Mental real estate is a way of describing the amount of space one has in one's mind, and how much of it is taken up by one idea-set, brand, or other preoccupation.[1] It could be used to describe the availability of space in one's mind, and how certain activities, inputs and preoccupations influence the space in one's mind.

Brands wage wars over mental real estate. The mental real estate that one has when the word "tissue" is mentioned is taken by "Kleenex" over "Puffs". Mental real estate of consumers of brands is the highest commodity. Mental real estate is the most valuable real estate in the world.[2] It is the life or death of a brand. Sometimes, whatever gets into a person's mind first is fixed in place and very difficult to remove by a later memory.

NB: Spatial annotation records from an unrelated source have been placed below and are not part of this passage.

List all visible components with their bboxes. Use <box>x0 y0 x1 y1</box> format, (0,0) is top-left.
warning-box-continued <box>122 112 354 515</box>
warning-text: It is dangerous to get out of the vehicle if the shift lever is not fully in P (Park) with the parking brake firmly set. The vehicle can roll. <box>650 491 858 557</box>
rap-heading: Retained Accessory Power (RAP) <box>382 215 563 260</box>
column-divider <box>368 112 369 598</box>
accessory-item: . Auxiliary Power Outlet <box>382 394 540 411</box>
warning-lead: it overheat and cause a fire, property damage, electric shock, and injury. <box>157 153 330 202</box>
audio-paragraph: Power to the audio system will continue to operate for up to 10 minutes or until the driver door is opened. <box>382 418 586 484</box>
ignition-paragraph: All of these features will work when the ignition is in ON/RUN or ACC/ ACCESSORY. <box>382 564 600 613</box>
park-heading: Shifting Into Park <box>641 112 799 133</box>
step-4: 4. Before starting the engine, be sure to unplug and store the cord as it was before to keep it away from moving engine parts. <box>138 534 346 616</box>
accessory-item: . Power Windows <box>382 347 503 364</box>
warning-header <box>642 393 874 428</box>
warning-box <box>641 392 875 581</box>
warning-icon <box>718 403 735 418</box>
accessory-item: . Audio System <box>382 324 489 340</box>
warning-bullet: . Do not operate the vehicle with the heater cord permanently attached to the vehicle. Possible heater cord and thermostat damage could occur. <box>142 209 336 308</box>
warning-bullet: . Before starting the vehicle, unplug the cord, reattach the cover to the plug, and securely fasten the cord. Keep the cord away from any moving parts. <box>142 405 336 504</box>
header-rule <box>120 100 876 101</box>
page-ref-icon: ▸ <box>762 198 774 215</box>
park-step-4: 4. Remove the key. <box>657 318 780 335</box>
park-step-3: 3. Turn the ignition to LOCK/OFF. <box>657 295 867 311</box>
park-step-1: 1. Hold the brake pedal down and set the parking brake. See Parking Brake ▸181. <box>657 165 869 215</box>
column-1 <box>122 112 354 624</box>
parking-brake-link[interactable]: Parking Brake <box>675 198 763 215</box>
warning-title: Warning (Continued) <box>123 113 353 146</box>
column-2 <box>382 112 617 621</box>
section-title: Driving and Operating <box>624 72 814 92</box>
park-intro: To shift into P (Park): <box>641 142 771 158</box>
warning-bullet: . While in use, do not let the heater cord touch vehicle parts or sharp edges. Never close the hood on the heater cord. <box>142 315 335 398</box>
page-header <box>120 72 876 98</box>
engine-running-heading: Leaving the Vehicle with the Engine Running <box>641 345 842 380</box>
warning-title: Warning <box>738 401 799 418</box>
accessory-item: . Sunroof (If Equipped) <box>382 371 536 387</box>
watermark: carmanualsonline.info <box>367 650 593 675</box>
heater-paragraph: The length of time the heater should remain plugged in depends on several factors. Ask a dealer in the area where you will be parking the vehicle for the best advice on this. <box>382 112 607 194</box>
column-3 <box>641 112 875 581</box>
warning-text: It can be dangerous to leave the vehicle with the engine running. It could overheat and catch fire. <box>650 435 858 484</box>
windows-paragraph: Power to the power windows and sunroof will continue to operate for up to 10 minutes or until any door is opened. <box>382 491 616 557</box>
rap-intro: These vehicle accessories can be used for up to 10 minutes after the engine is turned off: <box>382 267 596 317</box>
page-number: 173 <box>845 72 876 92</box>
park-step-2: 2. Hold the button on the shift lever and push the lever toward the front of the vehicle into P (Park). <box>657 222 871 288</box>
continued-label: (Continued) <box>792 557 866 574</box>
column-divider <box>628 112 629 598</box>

Dunbar's Number is a good way of describing how many concurrent friends you can actually have. On Facebook, neuroplasticity -- it seems like it's an augmentation in training, where you can feel you care about 500 people in tandem, but one's brain can only reasonable interact with a number closer to 150[3] that really these other people in real life have fallen off the map otherwise.

References

  1. Rossio, Terry. Mental Real Estate. Screenwriting Column 42. Wordplay Columns. Accessed 22 Sept 2012. http://www.wordplayer.com/columns/wp42.Mental.Real.Estate.html
  2. Ibid.
  3. Hernando, A.; Villuendas, D.; Vesperinas, C.; Abad, M.; Plastino, A. "Unravelling the size distribution of social groups with information theory on complex networks". 2009.